Maldives Industrial Fisheries Company (MIFCO), the wholly state-owned enterprise (SOE) set up to support the local fisheries industry by purchasing, processing and exporting as well as marketing, fish and fishery products of Maldivian origin, has four options to relieve itself of the nearly MVR 2.5 billion debt, according to the World Bank.

MIFCO, which had been spun off into its own separate entity from the state’s main trading SOE, State Trading Organization (STO), has been consistently in debt, and receiving funding via the national budget, because the company has to buy fish at margins which do no reconcile with global market prices even as local fishing vessels continue to receive government fuel subsidies.

The World Bank’s ‘Maldives Country Environmental Analysis – Towards a More Sustainable and Resilient Economy’ noted that there have always been concerns about MIFCO’s financial viability as an SOE.

Although it has the potential to become a profitable company, MIFCO is in debt due to falling global fish prices, rising fuel prices, and high interest rates on their loans, the publication noted. The administration is responsible for paying the debt and thus far the changes, across multiple administrations, to make MIFCO profitable have not been successful, the publication states.

MIFCO’s financial standing has not improved since the Mohamed Nasheed administration initially split up the company’s factories and facilities into separate companies under STO. The World Bank said MIFCO’s financial standing has worsened due to the increase in fish prices and high operating costs at the expense of protect the interests of fishermen.

Despite the expansion of MIFCO’s facilities aimed at increasing fish exports, management inefficiencies have made it difficult for MIFCO to make a profit while the company selling to intermediaries instead of direct to markets also eats into profitability.

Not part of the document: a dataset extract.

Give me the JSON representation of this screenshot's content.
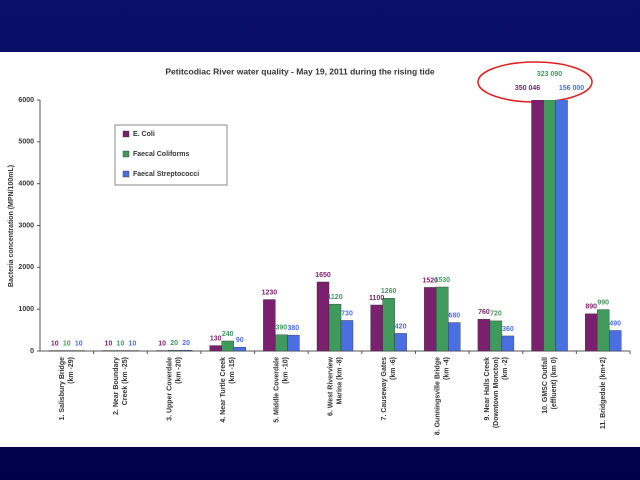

The World Bank proposed four solutions for MIFCO to make it out of the red and achieve profitability.

One option is to maintain MIFCO under STO with ‘enhanced capacities’ which would have MIFCO remain a subsidiary of STO, with a focus on expanding its value addition capabilities. According to the World Bank, such an approach would seek to increase revenue 30 percent by having the company reduce exporting fresh and frozen fish products while increasing canned fish production.

Challenges to implementing such policies include the high operating costs of MIFCO and the lack of access to sell to European and American markets. Privately held fisheries companies in the Maldives sell to such markets but this might not immediately translate to MIFCO being able to increase sales similar to these companies, the World Bank noted.

Another option is to privatise MIFCO and introduce direct subsidies to fishermen, the international financial organisation said.

Based on its history and experience, the World Bank says privatisation requires several important considerations; including whether MIFCO can be privatised as a whole or as three or more separate companies, or whether the company should go public, by offering shares publicly, and thereby injecting added value.

The company, after privatisation, should additionally continue to purchase fish with a minimum rate set by the administration, the World Bank advised, adding that the privatisation of MIFCO will relieve the company’s financial burden and overcome the difficulties faced by the government in paying its debts.

However, likelihood is high that privatisation would also drive down the purchase price of fish which would mean the government would have to subsidise fishermen directly.

A further option is to turn MIFCO into an operationally independent public limited company, the World Bank suggested.

MIFCO would then be listed on the stock market and thus structured to operate under considerable autonomy and independent management. The main focus would be on strengthening the company’s operations and reducing costs after which the company could gradually offer increased shares to private investors, the World Bank suggested.

The institution, however, recognised the possibility that such a move may be politically difficult but also pointed out that it would enable MIFCO to buy fish from fishermen at a fair price without government intervention.

This approach could go on to discourage private companies from investing in the fishing industry, the World Bank noted as a potential drawback.

Yet another, final, option proposed by the World Bank is the separation of the fish purchasing operation from the other more commercial operations; one portion would provide cold storage services, while another portion would process, market, and sell the fish.

This would divorce MIFCO’s social responsibilities from its profitability considerations and allow fishermen to receive a larger share of the industry’s profits, the World Bank said.

The buying entity will then become a monopoly and work for the entity which packages, promotes and sells, the World Bank suggested, highlighting that government projects to increase cold storages will, as such, reduce cost and waste.

Each of the proposals should be carefully studied and decisions should factor in not just financial implications, but should also account for social impact, the World Bank said.